Last month the House of Lords rejected the detrimental changes to civil liability laws in relation to health and safety duties. These had been put forward by the government as an amendment to the Enterprise and Regulatory Reform bill.
But on Tuesday night the Commons voted by 316 to 241 to overturn the Lords vote and reinstate the change to the law.
The effect is that workers would be unable to rely on an employer's breach of health and safety law to win a personal injury claim. Instead they would have to prove negligence.
Prospect health and safety officer Sarah Page said: "The Government's proposals to remove civil liability from breaches of health and safety law will make it harder, if not impossible, for people with legitimate claims to be compensated.
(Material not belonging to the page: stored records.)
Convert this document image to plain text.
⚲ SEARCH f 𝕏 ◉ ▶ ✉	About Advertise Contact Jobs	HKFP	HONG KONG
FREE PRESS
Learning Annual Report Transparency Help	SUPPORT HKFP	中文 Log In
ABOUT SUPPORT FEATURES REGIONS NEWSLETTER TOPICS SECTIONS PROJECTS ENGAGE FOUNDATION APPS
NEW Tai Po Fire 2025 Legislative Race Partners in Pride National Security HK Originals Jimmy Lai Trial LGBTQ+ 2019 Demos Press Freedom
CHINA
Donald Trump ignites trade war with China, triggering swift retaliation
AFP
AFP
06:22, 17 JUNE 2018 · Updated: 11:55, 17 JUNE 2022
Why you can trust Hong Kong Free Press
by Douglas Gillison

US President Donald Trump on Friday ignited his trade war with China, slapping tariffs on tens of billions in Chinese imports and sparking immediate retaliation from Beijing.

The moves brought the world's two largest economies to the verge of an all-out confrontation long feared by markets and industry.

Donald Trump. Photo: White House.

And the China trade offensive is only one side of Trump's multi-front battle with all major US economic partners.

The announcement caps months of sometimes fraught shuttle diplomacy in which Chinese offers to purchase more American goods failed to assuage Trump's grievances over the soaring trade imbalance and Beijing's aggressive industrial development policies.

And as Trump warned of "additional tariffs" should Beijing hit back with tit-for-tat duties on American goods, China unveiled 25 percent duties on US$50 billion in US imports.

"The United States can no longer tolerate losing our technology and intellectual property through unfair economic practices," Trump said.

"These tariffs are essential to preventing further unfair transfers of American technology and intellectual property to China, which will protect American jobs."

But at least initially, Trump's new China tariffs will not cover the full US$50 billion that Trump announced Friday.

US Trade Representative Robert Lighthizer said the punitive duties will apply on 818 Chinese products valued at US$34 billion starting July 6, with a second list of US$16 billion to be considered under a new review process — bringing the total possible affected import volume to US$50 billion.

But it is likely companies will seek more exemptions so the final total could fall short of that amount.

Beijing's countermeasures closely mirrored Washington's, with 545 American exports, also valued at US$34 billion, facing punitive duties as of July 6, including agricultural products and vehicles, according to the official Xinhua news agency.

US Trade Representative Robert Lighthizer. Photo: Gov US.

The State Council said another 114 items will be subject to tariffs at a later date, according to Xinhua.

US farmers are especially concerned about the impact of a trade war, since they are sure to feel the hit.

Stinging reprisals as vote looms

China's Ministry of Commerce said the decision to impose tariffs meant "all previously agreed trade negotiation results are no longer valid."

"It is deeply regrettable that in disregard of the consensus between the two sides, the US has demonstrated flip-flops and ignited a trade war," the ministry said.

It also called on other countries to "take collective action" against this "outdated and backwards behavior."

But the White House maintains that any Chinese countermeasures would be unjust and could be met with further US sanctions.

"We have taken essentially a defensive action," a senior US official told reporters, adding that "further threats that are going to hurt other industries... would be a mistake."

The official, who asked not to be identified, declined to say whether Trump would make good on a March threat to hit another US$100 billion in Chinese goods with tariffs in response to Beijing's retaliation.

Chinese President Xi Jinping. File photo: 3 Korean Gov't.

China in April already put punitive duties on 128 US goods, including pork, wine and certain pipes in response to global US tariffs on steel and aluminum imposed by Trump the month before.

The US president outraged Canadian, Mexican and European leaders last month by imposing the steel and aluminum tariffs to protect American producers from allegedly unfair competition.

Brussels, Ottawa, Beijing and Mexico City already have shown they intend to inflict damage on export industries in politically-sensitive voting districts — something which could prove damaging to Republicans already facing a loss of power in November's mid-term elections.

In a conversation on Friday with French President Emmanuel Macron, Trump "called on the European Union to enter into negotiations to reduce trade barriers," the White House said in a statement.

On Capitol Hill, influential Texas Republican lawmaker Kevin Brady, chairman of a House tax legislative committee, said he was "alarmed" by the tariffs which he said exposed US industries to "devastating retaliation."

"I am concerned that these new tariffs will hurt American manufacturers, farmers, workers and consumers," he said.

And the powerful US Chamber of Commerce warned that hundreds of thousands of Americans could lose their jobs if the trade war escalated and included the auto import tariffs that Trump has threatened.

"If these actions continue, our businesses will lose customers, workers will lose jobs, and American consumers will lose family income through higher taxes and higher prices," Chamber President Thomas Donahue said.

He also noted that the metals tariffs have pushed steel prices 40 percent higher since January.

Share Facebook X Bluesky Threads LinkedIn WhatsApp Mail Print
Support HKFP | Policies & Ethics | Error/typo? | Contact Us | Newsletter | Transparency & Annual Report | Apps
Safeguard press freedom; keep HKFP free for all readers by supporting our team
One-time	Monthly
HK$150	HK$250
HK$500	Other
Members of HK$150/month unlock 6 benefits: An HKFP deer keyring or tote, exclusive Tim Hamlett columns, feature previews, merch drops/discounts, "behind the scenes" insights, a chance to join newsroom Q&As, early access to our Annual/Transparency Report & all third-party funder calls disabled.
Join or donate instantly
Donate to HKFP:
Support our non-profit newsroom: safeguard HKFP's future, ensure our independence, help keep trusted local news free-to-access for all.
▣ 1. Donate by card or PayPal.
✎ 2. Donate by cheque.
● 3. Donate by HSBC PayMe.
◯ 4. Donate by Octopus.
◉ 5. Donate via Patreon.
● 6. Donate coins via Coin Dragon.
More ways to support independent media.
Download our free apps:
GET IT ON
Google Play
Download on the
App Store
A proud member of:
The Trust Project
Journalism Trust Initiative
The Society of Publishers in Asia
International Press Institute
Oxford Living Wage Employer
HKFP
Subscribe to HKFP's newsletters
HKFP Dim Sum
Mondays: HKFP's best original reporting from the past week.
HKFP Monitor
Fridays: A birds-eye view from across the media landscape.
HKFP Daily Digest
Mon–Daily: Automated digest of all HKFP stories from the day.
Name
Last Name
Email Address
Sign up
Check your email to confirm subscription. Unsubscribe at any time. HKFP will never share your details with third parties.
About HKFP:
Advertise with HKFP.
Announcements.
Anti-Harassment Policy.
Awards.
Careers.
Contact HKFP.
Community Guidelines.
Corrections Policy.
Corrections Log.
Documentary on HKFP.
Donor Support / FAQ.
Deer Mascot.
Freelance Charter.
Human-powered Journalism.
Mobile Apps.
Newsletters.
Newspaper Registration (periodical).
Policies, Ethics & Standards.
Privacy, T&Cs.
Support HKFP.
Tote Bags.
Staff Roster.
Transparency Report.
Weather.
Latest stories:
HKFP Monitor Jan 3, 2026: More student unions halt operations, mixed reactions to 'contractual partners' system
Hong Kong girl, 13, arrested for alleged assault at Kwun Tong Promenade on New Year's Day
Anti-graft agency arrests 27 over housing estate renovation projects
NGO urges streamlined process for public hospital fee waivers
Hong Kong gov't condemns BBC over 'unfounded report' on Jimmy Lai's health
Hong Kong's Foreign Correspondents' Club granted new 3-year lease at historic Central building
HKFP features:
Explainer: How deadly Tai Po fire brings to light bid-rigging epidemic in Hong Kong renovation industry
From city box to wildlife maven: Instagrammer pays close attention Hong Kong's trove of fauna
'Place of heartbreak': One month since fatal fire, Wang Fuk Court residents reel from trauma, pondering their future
"It signals Victorian neglect for injured workers and plays to rogue employers, who will willingly leave our already overstretched health services to pick up the pieces. This is a miserable decision by a Government that is spinning the myth of a compensation culture which even its own advisors have said doesn't exist."
The government has argued that its change arose out of a recommendation in Professor Ragnar Löfstedt's review last November. However, Prospect and others opposing the government's proposals say it has gone much further than Löfstedt recommended. See more about this on the TUC website.
Prospect represents more than 1,600 inspectors and specialists in the Health and Safety Executive and Office for Nuclear Regulation.